On Larry Page’s return to running Google four years ago, one of the most thought-provoking explanations described the co-founder as a wartime tactician best placed to lead the company into the coming battle with social media rivals. After Tony Hall’s second speech in as many weeks, it seems as good a time as any to ask whether the director general of the BBC is a wartime general or a peacetime chief executive.
In his analysis of the Google move, Silicon Valley investor Ben Horowitz divided corporate leaders into two camps; those happier focusing on expansion and making people feel good about themselves who tend to excel in times of plenty, and those who relish the challenge of war be it with competitors or change.
As with so many American cultural observations, there’s a Godfather analogy to match. When Michael Corleone dismisses Tom Hagen his distraught childhood friend asks why: “You’re not a wartime consigliere,” says Corleone. “Things may get tough with the move we’re trying.”
Things are certainly getting tough for the BBC. The first chapter of the government’s green paper poses a pretty existential question: why the BBC? And comments made by culture secretary John Whittingdale, most recently in Cambridge last week, suggest that the discussion about what the BBC is actually for is a very real one.
What is interesting about Hall’s first two public responses to the green paper to date is that he is attempting to redraw the lines of battle by putting the BBC on the same side as the government. Both at the Science Museum and then again last Thursday Hall stressed that the BBC is both an economic powerhouse and force for good in an increasingly fragmented country.
In that bastion of a certain historical Englishness which is Cambridge, Hall said: “The Britishness of British broadcasting matters. It isn’t isolationist or backward looking to say that.” He went on to say, “The Britishness of British broadcasting is under challenge. ”
For our American friends, the adjective is bizarre in a world where it’s just “television” or “content” and strawberries are never better because they are “American”. Replace the word British with “local” and it makes more sense where “Californian avocados” are premium products and only dreams or ideals are national.
Britishness when it is equated with nationalism has long been an uncomfortable idea for those outside the right wing of politics where “us” is very clearly differentiated from “them”. And yet, the term when used about television is having a bit of a moment.
The cry is mainly coming from state-owned broadcasters who feel under attack from international competition and technological change and sense a lack of support from a government which, from a terms of trade review to comments about “imperial” ambitions, seems less than supportive of expansion. Yet when Channel 4’s David Abraham used his MacTaggart lecture last year to lambast the Americans taking over British content, it was partly seen as special pleading. The industry now seems ready to discuss what the British Broadcasting Corporation should stand for, not just now but in 10 years’ time.

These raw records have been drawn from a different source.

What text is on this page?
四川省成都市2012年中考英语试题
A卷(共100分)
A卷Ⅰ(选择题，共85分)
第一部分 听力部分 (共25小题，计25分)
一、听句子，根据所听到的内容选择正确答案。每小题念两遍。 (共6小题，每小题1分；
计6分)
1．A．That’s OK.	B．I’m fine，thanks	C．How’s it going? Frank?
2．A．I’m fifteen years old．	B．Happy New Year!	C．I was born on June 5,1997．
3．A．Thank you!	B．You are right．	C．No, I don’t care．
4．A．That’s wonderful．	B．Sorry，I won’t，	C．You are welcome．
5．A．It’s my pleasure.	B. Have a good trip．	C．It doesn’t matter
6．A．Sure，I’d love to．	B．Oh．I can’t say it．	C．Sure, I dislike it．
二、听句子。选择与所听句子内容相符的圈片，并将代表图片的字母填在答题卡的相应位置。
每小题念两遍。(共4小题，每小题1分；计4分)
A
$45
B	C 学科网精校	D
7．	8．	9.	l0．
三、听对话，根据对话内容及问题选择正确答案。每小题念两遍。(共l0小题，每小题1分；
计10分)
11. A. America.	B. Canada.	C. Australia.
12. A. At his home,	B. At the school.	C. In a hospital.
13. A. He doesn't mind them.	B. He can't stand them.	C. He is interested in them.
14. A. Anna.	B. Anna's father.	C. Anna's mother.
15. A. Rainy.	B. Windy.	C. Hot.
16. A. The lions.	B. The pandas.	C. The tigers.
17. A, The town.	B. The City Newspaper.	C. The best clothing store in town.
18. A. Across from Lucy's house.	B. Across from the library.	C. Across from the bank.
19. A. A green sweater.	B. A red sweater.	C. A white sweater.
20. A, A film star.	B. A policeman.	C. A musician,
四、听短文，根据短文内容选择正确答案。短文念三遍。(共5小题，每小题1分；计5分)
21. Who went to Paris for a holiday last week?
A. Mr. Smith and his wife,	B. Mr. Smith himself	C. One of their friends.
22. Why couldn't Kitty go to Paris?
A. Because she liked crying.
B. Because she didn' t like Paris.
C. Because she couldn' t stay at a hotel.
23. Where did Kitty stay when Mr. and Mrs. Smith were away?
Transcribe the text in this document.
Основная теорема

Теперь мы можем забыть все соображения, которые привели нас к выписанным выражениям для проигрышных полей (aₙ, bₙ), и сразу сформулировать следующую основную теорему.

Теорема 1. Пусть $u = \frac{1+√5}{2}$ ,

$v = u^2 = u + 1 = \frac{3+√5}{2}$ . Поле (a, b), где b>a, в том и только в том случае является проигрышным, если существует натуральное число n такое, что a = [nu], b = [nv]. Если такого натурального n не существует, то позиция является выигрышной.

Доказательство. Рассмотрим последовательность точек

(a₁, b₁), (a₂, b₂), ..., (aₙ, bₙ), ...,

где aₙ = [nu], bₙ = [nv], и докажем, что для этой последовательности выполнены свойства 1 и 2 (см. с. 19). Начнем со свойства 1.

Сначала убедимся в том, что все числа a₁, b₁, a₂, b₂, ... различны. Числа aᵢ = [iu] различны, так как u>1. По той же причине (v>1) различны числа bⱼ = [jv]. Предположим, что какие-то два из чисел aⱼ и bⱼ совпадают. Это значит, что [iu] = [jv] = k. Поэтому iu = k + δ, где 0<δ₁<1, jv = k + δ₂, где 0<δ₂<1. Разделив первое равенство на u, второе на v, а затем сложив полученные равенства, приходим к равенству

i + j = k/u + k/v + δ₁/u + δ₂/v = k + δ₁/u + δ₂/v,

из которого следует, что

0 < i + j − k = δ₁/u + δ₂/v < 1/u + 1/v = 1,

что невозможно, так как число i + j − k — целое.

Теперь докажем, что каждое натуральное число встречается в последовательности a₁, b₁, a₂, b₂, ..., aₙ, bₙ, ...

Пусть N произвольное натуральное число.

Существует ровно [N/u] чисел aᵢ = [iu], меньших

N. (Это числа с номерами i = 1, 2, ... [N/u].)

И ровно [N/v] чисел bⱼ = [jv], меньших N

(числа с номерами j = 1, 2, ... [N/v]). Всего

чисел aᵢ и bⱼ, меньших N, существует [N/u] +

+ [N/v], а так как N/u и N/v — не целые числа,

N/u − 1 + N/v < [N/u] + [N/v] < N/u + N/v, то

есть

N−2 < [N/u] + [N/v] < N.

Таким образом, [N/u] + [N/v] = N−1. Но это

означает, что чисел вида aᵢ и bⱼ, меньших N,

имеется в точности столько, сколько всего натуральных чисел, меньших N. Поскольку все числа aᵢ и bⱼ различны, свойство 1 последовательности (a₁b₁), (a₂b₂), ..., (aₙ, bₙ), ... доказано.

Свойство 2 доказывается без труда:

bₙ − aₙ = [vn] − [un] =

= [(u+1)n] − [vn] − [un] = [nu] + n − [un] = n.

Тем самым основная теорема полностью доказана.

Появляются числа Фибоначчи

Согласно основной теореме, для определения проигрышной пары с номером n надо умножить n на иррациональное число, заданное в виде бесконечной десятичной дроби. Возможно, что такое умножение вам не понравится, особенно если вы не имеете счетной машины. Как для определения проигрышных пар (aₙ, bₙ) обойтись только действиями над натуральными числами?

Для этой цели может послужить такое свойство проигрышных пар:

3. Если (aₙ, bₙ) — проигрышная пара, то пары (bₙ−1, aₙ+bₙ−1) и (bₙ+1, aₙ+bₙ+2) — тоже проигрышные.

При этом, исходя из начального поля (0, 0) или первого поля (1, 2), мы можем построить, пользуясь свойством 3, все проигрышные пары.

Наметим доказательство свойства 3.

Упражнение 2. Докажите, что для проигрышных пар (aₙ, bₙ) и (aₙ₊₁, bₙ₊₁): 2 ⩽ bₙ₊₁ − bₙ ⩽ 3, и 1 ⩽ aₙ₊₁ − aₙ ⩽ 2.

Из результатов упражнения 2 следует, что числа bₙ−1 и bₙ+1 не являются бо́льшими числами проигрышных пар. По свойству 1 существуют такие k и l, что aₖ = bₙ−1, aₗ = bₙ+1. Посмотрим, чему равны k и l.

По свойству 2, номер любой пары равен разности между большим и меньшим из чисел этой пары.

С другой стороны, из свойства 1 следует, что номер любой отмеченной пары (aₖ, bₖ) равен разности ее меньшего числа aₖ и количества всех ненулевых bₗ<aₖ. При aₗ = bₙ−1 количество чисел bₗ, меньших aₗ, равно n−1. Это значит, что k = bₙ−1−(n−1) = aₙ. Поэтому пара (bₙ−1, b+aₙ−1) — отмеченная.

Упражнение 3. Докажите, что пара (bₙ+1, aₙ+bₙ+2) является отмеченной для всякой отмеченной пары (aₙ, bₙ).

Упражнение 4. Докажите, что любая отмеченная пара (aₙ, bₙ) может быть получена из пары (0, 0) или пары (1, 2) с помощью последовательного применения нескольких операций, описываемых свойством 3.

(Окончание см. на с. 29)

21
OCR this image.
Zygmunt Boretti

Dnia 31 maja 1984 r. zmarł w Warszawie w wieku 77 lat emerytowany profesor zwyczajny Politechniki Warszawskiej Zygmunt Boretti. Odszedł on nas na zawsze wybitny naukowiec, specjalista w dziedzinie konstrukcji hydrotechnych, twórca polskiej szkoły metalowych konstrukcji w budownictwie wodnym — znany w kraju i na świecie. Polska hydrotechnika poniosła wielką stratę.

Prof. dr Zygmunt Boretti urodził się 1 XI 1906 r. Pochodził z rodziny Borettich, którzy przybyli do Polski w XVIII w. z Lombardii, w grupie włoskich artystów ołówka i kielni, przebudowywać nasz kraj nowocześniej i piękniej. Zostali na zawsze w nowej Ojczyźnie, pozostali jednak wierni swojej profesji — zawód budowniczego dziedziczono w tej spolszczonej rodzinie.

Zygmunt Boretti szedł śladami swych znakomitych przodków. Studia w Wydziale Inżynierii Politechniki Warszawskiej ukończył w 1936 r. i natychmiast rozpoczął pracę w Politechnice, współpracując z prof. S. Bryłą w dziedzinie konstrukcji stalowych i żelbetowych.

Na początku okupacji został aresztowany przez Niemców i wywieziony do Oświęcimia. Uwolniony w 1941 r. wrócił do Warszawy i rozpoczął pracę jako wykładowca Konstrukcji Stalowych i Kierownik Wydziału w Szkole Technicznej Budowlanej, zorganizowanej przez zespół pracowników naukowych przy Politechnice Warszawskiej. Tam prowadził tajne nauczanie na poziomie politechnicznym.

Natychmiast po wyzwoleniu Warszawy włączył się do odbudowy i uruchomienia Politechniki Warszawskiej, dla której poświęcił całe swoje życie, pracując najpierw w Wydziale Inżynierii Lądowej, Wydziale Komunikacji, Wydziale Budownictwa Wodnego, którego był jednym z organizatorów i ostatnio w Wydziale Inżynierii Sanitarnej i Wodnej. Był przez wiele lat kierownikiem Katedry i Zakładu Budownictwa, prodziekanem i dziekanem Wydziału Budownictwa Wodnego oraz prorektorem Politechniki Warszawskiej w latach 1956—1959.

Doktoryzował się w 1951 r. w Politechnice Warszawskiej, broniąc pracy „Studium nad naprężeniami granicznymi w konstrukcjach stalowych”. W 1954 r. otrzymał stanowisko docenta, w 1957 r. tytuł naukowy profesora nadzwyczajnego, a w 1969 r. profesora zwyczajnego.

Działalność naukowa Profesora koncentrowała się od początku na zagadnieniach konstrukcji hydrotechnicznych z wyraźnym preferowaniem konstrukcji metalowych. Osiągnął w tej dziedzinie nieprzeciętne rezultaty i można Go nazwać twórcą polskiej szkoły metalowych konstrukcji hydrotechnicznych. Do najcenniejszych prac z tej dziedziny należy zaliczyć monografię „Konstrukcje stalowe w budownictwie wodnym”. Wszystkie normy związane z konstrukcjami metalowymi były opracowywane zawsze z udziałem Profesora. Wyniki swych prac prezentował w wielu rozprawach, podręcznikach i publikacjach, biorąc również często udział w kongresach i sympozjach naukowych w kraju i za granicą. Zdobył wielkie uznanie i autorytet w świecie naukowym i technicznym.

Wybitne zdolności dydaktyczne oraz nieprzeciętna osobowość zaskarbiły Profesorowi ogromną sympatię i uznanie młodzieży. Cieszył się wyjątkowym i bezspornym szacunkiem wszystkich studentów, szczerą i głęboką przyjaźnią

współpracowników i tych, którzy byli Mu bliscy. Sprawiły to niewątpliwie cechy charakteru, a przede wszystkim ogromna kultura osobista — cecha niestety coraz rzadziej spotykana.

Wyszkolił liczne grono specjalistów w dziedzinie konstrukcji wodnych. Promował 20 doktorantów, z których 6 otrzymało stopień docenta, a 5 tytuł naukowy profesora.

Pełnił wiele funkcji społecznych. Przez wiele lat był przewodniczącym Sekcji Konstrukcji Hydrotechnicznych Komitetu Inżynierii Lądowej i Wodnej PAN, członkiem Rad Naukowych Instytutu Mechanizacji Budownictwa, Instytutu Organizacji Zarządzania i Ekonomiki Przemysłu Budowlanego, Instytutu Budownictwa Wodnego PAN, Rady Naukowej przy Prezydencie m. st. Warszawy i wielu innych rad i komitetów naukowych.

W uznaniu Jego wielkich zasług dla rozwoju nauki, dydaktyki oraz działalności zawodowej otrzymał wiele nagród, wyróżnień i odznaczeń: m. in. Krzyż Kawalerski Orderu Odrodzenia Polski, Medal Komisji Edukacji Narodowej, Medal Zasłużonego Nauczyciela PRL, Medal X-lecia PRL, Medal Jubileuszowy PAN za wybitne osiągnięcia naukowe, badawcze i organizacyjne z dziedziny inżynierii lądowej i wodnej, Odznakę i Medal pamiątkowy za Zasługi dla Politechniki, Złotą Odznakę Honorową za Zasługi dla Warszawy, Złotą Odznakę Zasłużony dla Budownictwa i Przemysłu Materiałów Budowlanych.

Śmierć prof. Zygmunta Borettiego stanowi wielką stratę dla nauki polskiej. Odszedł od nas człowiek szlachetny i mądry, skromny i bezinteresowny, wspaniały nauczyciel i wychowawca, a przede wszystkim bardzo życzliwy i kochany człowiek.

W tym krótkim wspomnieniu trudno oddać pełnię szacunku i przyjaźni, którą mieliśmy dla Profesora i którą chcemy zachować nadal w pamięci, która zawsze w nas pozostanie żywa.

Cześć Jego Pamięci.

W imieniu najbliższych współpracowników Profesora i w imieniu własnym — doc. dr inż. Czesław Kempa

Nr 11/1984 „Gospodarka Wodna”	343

Hall’s argument is both political and economic. Home-produced content from Britain’s Got Talent to Bake Off and EastEnders occupies not just the top five most watched programmes on TV channels so far this year but the top 3,400, according to Barb. Yet the volume of new UK content broadcast each year outside news and sport has gone down by around 13%.
Enders Analysis research suggests that the BBC accounts for 25-50% of investment in the UK’s “creative economy”, a slightly annoying construct which includes high-growth industries from broadcasting to fashion.
Hall is hoping to win the economic argument that suggests owning the rights to top shows and then selling them abroad is not just good for the BBC but for the British economy. Hence, his plans to spin off the BBC’s production arm which, though he admits it is not a cost cutting measure, is a way of making more money and also attracting top talent.
The move is potentially risky, not to mention opaque, partly because spun-off companies are more likely to be seen as privatisation candidates. Hall was also moved to say that Worldwide was “indivisible” from the BBC just in case the government was running the rule over the corporation’s commercial arm as it seems to be doing for C4. There are risks for the state-owned, commercial-funded broadcaster of course. If terms of trade allow C4 to own its content it would instantly become more attractive to an external investor, remit or not.
The argument that homegrown profits have to remain at home has been made by much British manufacturing open to global competition, so why should broadcasting be any different? The best answer perhaps came from Sharon White, the impressive head of media regulator Ofcom, when she said that the media had a role in reflecting our fast-changing society.
And yet of course the record of public service broadcasters in reflecting our increasingly multicultural and non-homogenous British society is pretty woeful, or has been found “wanting” in White’s words.
Hall’s description of Britain’s great success in building an “empire of the imagination” is a dangerous gambit in some ways – especially given the chancellor’s view of BBC “imperalism” as a bad thing. And yet it could be politically astute among licence fee payers who respond to the triumphalism of the Last Night of the Proms, for example.
Asked in Cambridge if he was a great peacetime leader in a time of war, Hall was initially flummoxed before he said he was relishing the challenge ahead. With the battle still to come, the next year will tell.